The above gif from the Official Gmail Blog shows a live example of how Smart Reply would work. The sender began by mentioning his vacation plans before asking the recipient whether her vacation plans are set and whether she could forward them when done. The Smart Reply neural network determines that the question on when the recipients vacation plans can be forwarded needs a response and comes up with three possible replies.

How Does It Work?

The Smart Reply system is based on a pair of recurrent neural networks - one to decode the incoming email and another to formulate an appropriate response. 

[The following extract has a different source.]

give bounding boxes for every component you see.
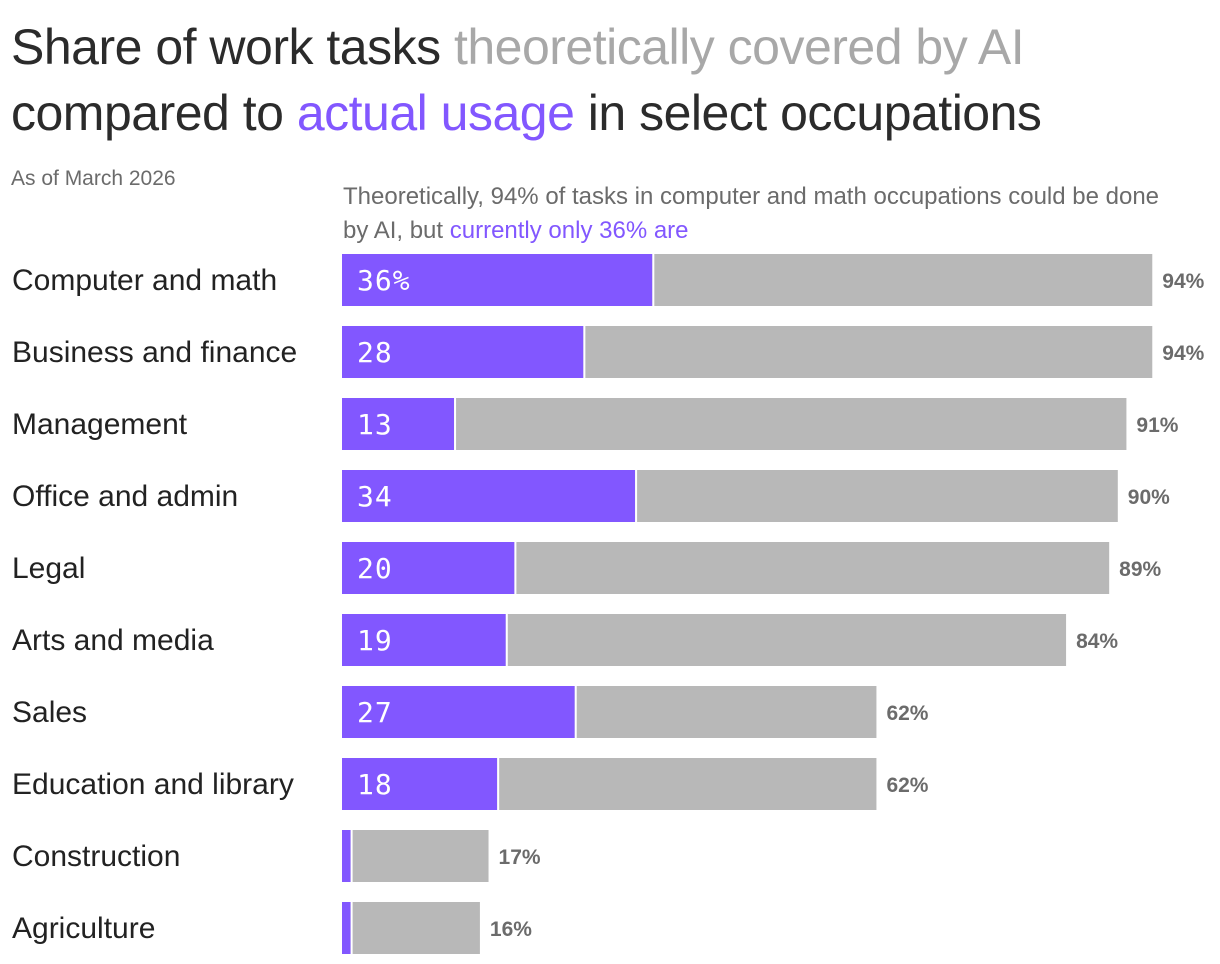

Gmail smart reply feature 3
Diagram by Chris Olah via the Google Research Blog


There's tremendous variety in the way we communicate and one of the challenges is in deciphering the meaning of the incoming message, without getting too hard up on the way the sentence is structured. "How are you doing?" and "How's it going?" are really two different ways of asking the same question.

The other challenge of course, is extracting the relevant portions of the incoming email that require a response, without getting distracted by the "noise" of less relevant sentences.

From the diagram above, the encoding network deciphers the incoming email, one word at a time, producing a list of numbers. The decoding network builds on the list of numbers produced by the encoding network, to generate a grammatically correct response. Over time, the responses you choose (and don't choose), help to improve the quality of response suggestions.

If you're interested in finding out more about how the Smart Reply feature works, do check out the Google Research Blog as well as the Recurrent Neural Networks Wiki for some interesting reading material.

Conclusion

The Smart Reply feature will be rolled out later this week for Inbox for Android and iOS. We're really excited to test it out and see whether it will pass the Turing test. Will your friends and associates be able to tell that it was a computer responding to them instead of you?